Expertise, assertiveness and authority are associated as male qualities – this is demonstrated by the countless all male panels and -seminars taking place everywhere (let’s keep an alert eye on how the World Economic Forum next week in Davos fares in this regard). In the world of public speaking,  female voices are often still the exception (speaking of voices, many female politicians openly admit that they have been voice-coached to speak in a lower register when speaking in public. In other words: to be more masculine in order to be more convincing). The gospel of TED-talks, the McDonald’s of public speaking, spreads like wildfire because the style fits our perception of a great performance: an entertaining, snappy talk delivered with the energy, gusto and force of an athlete and the enthusiasm of a manic stand-up comedian. Close your eyes, imagine such a speaker and I bet most of you were thinking of a man. 
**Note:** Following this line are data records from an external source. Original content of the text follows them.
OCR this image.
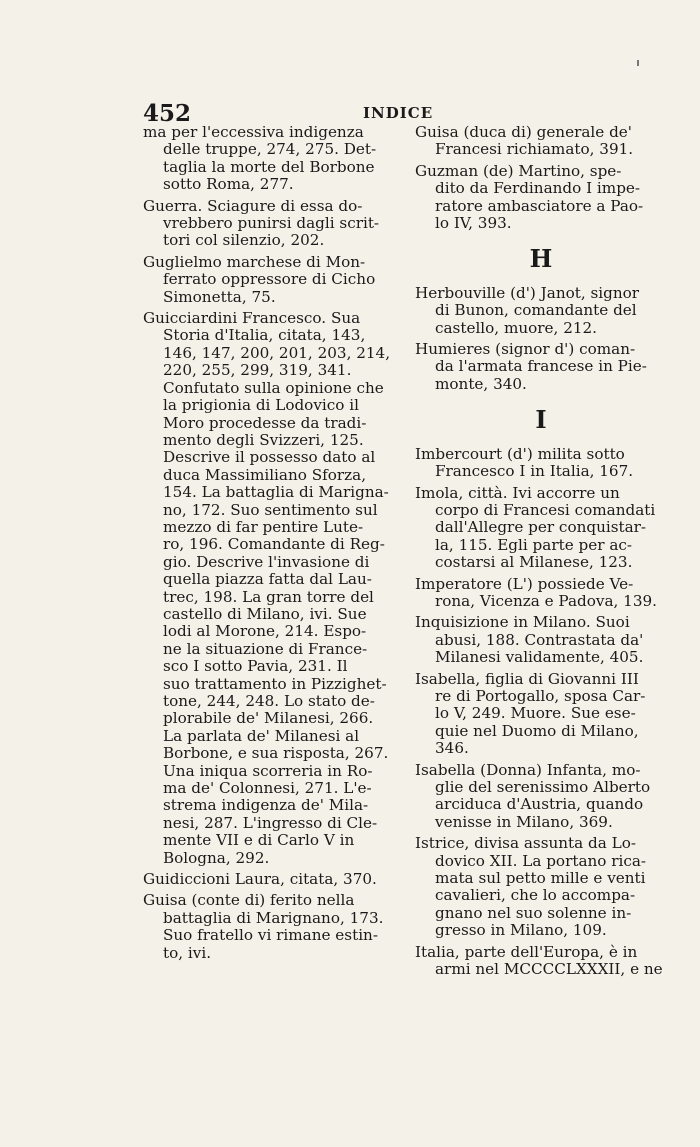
452	INDICE
ma per l'eccessiva indigenza
delle truppe, 274, 275. Det-
taglia la morte del Borbone
sotto Roma, 277.
Guerra. Sciagure di essa do-
vrebbero punirsi dagli scrit-
tori col silenzio, 202.
Guglielmo marchese di Mon-
ferrato oppressore di Cicho
Simonetta, 75.
Guicciardini Francesco. Sua
Storia d'Italia, citata, 143,
146, 147, 200, 201, 203, 214,
220, 255, 299, 319, 341.
Confutato sulla opinione che
la prigionia di Lodovico il
Moro procedesse da tradi-
mento degli Svizzeri, 125.
Descrive il possesso dato al
duca Massimiliano Sforza,
154. La battaglia di Marigna-
no, 172. Suo sentimento sul
mezzo di far pentire Lute-
ro, 196. Comandante di Reg-
gio. Descrive l'invasione di
quella piazza fatta dal Lau-
trec, 198. La gran torre del
castello di Milano, ivi. Sue
lodi al Morone, 214. Espo-
ne la situazione di France-
sco I sotto Pavia, 231. Il
suo trattamento in Pizzighet-
tone, 244, 248. Lo stato de-
plorabile de' Milanesi, 266.
La parlata de' Milanesi al
Borbone, e sua risposta, 267.
Una iniqua scorreria in Ro-
ma de' Colonnesi, 271. L'e-
strema indigenza de' Mila-
nesi, 287. L'ingresso di Cle-
mente VII e di Carlo V in
Bologna, 292.
Guidiccioni Laura, citata, 370.
Guisa (conte di) ferito nella
battaglia di Marignano, 173.
Suo fratello vi rimane estin-
to, ivi.
Guisa (duca di) generale de'
Francesi richiamato, 391.
Guzman (de) Martino, spe-
dito da Ferdinando I impe-
ratore ambasciatore a Pao-
lo IV, 393.
H
Herbouville (d') Janot, signor
di Bunon, comandante del
castello, muore, 212.
Humieres (signor d') coman-
da l'armata francese in Pie-
monte, 340.
I
Imbercourt (d') milita sotto
Francesco I in Italia, 167.
Imola, città. Ivi accorre un
corpo di Francesi comandati
dall'Allegre per conquistar-
la, 115. Egli parte per ac-
costarsi al Milanese, 123.
Imperatore (L') possiede Ve-
rona, Vicenza e Padova, 139.
Inquisizione in Milano. Suoi
abusi, 188. Contrastata da'
Milanesi validamente, 405.
Isabella, figlia di Giovanni III
re di Portogallo, sposa Car-
lo V, 249. Muore. Sue ese-
quie nel Duomo di Milano,
346.
Isabella (Donna) Infanta, mo-
glie del serenissimo Alberto
arciduca d'Austria, quando
venisse in Milano, 369.
Istrice, divisa assunta da Lo-
dovico XII. La portano rica-
mata sul petto mille e venti
cavalieri, che lo accompa-
gnano nel suo solenne in-
gresso in Milano, 109.
Italia, parte dell'Europa, è in
armi nel MCCCCLXXXII, e ne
We don’t have to possess Oprah’s majestic presence (and, ahem, speechwriters) or become messianic, masculine crowd instigators in order to get the office presentations out of the way,  but becoming an assertive public speaker who is comfortable enough on stage is worth investing in. I attended a public speaking coaching last week, which was organised for women and specifically targeted the issues I listed above: women are often seen as weak, shy and unconvincing public speakers*. As important as it is to acknowledge and address these shortcomings, it is equally important not to make masculine qualities the norm. Women are needed on public arena, but as women, not as women-pretending-to-be-men. 

If you are one of the few people in the world who have not yet read Chris Anderson’s “TED Talks” guide to public speaking, have a look. It has some very good advise, but don’t let it intimidate you and also I would not consider it a bible. You don’t have to strive to deliver a bombastic TED Talk – spectacle the next time you’re giving a presentation (unless it’s your thing, of course!). Just have a few tricks up your sleeve for how to react to possible manterrupting, mansplaining and  the “let me interrupt your expertise by my confidence” -situations! 

I am optimistic that the ongoing change means that there will be more and more women on the public domain speaking their minds. Be ready when it’s your turn. Good luck.

P.S. Blood oranges are in season. As are mimosas. Spring is officially upon us. 

*For anyone living in Belgium and interested in such coaching, I can warmly recommend Montis Public speaking, which is run by Elizabeth Van Den Bergh. And for the record: I am not getting anything for this recommendation! I found Elizabeth really good and easy to approach. If you are a professional who maybe needs the extra boost for an important presentation, job interview etc, she’s your woman!